Formulation and Evaluation of Self Emulsifying Drug Delivery System of Lopinavir

Authors

  • Oshin Udiwal
  • Narendra Gehlot
  • Garvita Joshi
  • Vikas Jain

Keywords:

Lopinavir, Self-emulsifying drug delivery system, Bioavailability enhancement, Lipid-based formulation, Tablet

Abstract

Lopinavir (LOP) is a poorly water-soluble antiretroviral drug with limited oral bioavailability. The present study aimed to develop and evaluate liquid and solid self-emulsifying drug delivery systems (SEDDS) to enhance the solubility and dissolution behavior of lopinavir. Preformulation studies revealed a melting point of 104–106 °C and confirmed drug purity and compatibility by FTIR spectroscopy. Solubility screening identified Capmul MCM C8 EP as the most suitable oil, exhibiting a solubility of 75–100 mg/g, while Cremophor RH40 and Labrafil M 2125 CS showed superior emulsification efficiency with percentage transmittance values of 98.32% and 100.20%, respectively. Ternary phase diagram studies demonstrated a broad self-emulsifying region for the Capmul MCM C8–Cremophor RH40–Labrafil M 2125 system, maintaining fine emulsification up to 60% oil concentration. The optimized liquid SEDDS (L2) exhibited a mean globule size of 60.19 ± 3.27 nm in distilled water, 65.23 ± 3.15 nm in simulated gastric fluid, and 61.19 ± 3.15 nm in simulated intestinal fluid, with polydispersity indices below 0.45 and positive zeta potential values ranging from +13.12 to +14.23 mV. The formulation showed excellent robustness to dilution with transmittance values exceeding 98% and no drug precipitation for up to 12 h. In vitro dissolution studies demonstrated rapid drug release, with more than 85% lopinavir released within 20 min and complete drug release within 60 min in all dissolution media. The optimized L-SEDDS was successfully converted into tablet SEDDS (T-SEDDS), which complied with pharmacopeial quality parameters, including hardness (4.5 kg/cm²), friability (0.54%), disintegration time (2 min 45 s), and drug content (99.52 ± 2.56%). The T-SEDDS exhibited complete drug release within 120 min, comparable to the liquid formulation. Stability studies conducted at 40 ± 2 °C/75 ± 5% RH for 3 months showed no significant changes in physical appearance, disintegration time, or drug content. These results demonstrate that SEDDS is an effective strategy for enhancing the oral delivery of lopinavir and offers a promising approach for improving the bioavailability of poorly water-soluble drugs..



Downloads

Download data is not yet available.

References

[1] Aungst B. J. Novel formulation strategies for improving oral bioavailability of drugs with poor membrane permeation or presystemic metabolism. J. Pharm. Sci. 1993; 82: 979-986.

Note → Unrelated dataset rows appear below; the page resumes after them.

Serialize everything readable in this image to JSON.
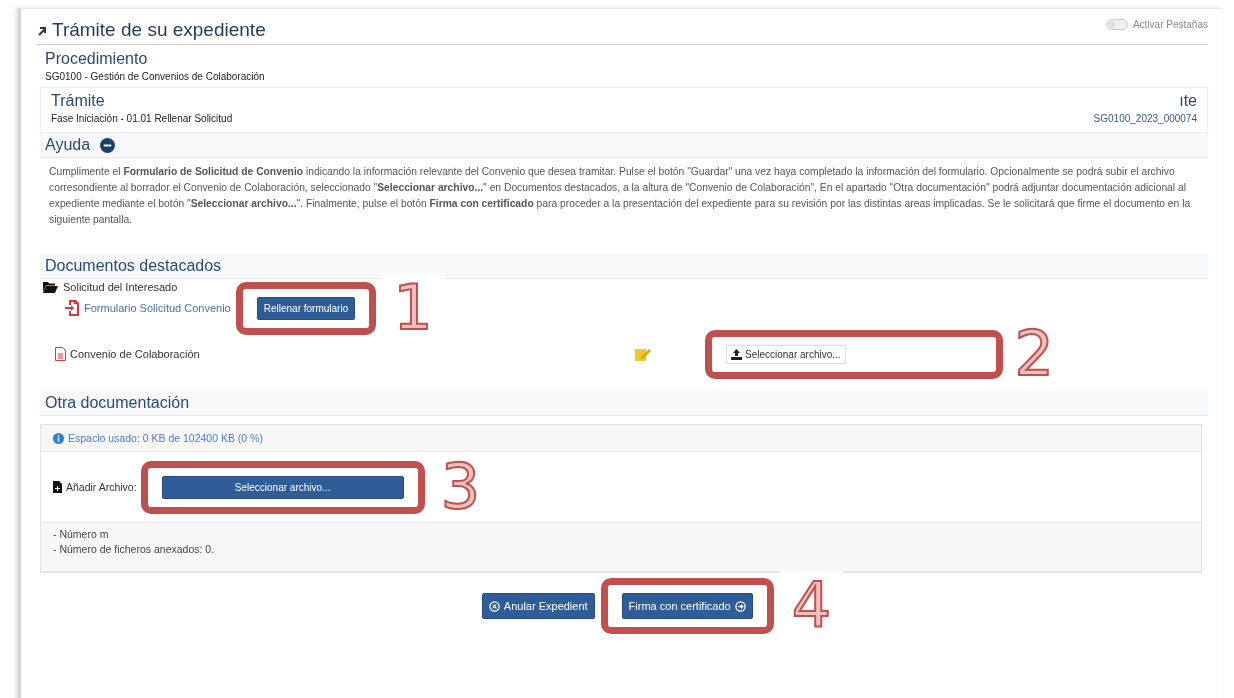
{
  "header": {
    "title": "Trámite de su expediente",
    "toggle": {
      "label": "Activar Pestañas",
      "on": false
    }
  },
  "procedimiento": {
    "title": "Procedimiento",
    "value": "SG0100 - Gestión de Convenios de Colaboración"
  },
  "tramite": {
    "title": "Trámite",
    "value": "Fase Iniciación - 01.01 Rellenar Solicitud",
    "right_title": "ıte",
    "right_value": "SG0100_2023_000074"
  },
  "help": {
    "title": "Ayuda",
    "expanded": true,
    "text": "Cumplimente el **Formulario de Solicitud de Convenio** indicando la información relevante del Convenio que desea tramitar. Pulse el botón \"Guardar\" una vez haya completado la información del formulario. Opcionalmente se podrá subir el archivo corresondiente al borrador el Convenio de Colaboración, seleccionado \"**Seleccionar archivo...**\" en Documentos destacados, a la altura de \"Convenio de Colaboración\", En el apartado \"Otra documentación\" podrá adjuntar documentación adicional al expediente mediante el botón \"**Seleccionar archivo...**\". Finalmente, pulse el botón **Firma con certificado** para proceder a la presentación del expediente para su revisión por las distintas areas implicadas. Se le solicitará que firme el documento en la siguiente pantalla."
  },
  "featured_docs": {
    "title": "Documentos destacados",
    "folder": "Solicitud del Interesado",
    "items": [
      {
        "kind": "form",
        "label": "Formulario Solicitud Convenio",
        "button": "Rellenar formulario",
        "callout": "1"
      },
      {
        "kind": "upload",
        "label": "Convenio de Colaboración",
        "button": "Seleccionar archivo...",
        "callout": "2"
      }
    ]
  },
  "other_docs": {
    "title": "Otra documentación",
    "space": "Espacio usado:  0 KB de 102400 KB (0 %)",
    "add_label": "Añadir Archivo:",
    "button": "Seleccionar archivo...",
    "callout": "3",
    "notes": [
      "- Número m",
      "- Número de ficheros anexados: 0."
    ]
  },
  "actions": [
    {
      "kind": "cancel",
      "label": "Anular Expedient"
    },
    {
      "kind": "sign",
      "label": "Firma con certificado",
      "callout": "4"
    }
  ]
}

[2] Jing-ling Tang, Jin Sun, Zhong-Gui He. Self- emulsifying drug delivery systems: strategy for improving oral delivery of poorly soluble drugs. Curr. Drug Ther. 2007; 2: 85-93.

[3] Anand U. Kyatanwar, Kisan R. Jadhav, Vilasrao J. Kadam. Self-micro emulsifying drug delivery systems (SEDDS): Review. J. Pharm. Res. 2010; 3(1): 75-83.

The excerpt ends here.